Eu não construí essa cidade


Não fui eu quem construiu essa cidade. Sou um mero habitante que caiu aqui por acidente, pela ilusão de que aqui tudo acontecia; de que as pessoas estavam passando para lá e para cá, mas que se esbarravam de vez em quando e começavam a conversar entre si, sem um interesse a mais, sem outra intenção.


Caminho pelas ruas de São Paulo e apenas sinto o vazio dessa falta de interesse coletiva. As palavras na ponta da língua, mas que não passam do bom dia, boa tarde, boa noite, tudo bem, como vai, você tem na cor vermelha, pode ser coca mesmo, dois bilhetes, por favor, essa é a fila pro ônibus, tchau, brigado...

Andar de carro é ainda pior. Encarando os faróis do carro da frente, os malabaristas nos faróis, as pessoas pedindo por um real para comprar um pão que se transforma em uma garrafa, as buzinas, a pressa para ganhar alguns segundos, segundos que vão simplesmente gastar vidrados em alguma tela de celular, esses que fazem tudo menos aquilo que seus irmãos presos à parede de casa por um fio foram feitos para fazer.

Talvez eu esteja ficando velho demais.

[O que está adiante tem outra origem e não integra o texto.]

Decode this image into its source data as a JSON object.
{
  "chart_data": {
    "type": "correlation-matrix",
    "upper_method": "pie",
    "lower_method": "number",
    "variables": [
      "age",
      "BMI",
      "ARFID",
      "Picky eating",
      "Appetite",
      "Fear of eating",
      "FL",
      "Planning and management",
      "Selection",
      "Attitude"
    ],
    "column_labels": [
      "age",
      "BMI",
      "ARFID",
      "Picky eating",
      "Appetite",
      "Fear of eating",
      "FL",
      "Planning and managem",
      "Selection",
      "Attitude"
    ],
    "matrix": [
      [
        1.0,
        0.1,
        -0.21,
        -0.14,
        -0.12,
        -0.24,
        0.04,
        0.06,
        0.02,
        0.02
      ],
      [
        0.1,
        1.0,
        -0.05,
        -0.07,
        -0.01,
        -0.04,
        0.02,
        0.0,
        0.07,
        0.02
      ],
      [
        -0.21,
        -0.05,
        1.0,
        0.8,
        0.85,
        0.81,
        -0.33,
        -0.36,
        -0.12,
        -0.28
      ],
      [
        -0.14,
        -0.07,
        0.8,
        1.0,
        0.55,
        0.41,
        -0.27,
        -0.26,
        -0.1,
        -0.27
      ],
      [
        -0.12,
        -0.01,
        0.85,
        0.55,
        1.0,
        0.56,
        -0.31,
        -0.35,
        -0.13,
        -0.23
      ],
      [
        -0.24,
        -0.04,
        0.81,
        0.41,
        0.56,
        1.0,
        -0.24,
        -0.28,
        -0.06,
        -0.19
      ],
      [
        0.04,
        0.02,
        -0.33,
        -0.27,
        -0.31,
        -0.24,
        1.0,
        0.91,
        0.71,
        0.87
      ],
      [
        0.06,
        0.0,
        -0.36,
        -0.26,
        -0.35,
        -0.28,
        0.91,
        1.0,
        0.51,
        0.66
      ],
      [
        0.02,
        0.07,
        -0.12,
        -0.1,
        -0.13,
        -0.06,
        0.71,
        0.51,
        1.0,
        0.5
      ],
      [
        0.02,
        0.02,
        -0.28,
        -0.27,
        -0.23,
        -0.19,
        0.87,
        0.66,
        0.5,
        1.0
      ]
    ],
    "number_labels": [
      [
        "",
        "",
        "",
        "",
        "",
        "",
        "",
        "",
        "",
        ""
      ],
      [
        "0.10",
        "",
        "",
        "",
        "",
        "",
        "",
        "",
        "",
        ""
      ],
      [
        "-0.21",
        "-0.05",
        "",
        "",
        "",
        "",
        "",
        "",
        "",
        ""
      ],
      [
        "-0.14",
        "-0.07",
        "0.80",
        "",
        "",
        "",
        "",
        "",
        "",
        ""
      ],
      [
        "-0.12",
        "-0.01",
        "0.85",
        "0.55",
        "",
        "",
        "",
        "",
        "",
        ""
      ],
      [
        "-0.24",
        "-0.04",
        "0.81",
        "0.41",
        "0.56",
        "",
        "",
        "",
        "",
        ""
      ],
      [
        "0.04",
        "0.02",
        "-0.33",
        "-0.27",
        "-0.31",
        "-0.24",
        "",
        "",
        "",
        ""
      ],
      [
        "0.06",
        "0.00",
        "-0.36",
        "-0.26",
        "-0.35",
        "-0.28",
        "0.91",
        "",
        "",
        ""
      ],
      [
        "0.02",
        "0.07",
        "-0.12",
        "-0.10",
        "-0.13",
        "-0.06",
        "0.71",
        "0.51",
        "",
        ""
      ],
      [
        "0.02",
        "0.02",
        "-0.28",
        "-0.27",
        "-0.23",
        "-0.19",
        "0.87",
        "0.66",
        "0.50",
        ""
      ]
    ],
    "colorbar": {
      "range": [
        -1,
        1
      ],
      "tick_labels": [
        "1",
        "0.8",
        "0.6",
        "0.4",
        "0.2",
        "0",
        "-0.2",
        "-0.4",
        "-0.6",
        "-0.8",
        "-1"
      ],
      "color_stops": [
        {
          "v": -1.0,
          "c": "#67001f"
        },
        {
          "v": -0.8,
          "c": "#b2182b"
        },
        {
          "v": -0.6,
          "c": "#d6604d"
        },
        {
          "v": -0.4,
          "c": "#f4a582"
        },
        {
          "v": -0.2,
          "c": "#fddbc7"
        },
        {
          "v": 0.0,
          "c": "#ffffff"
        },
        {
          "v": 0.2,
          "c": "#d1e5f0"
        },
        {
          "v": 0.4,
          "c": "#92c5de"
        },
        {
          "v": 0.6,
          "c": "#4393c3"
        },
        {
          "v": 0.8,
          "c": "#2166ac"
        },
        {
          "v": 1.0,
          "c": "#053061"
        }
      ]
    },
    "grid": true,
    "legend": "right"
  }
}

Mas eu nasci velho. Um velho que olha para tudo aquilo que está sendo feito em sua volta e se sente ao mesmo tempo inútil e aliviado por estar apenas andando pelas ruas dessa cidade, e não a construindo e a carregando sobre as costas.

A qualquer momento eu posso entrar na rodoviária, comprar uma passagem e ir embora. Todos os dias eu acordo com esse pensamento. Todos os dias eu subo as escadas rolantes da rodoviária e ao invés de continuar, eu paro no meio do caminho para comprar um bilhete para o metrô. E continuo nessa cidade.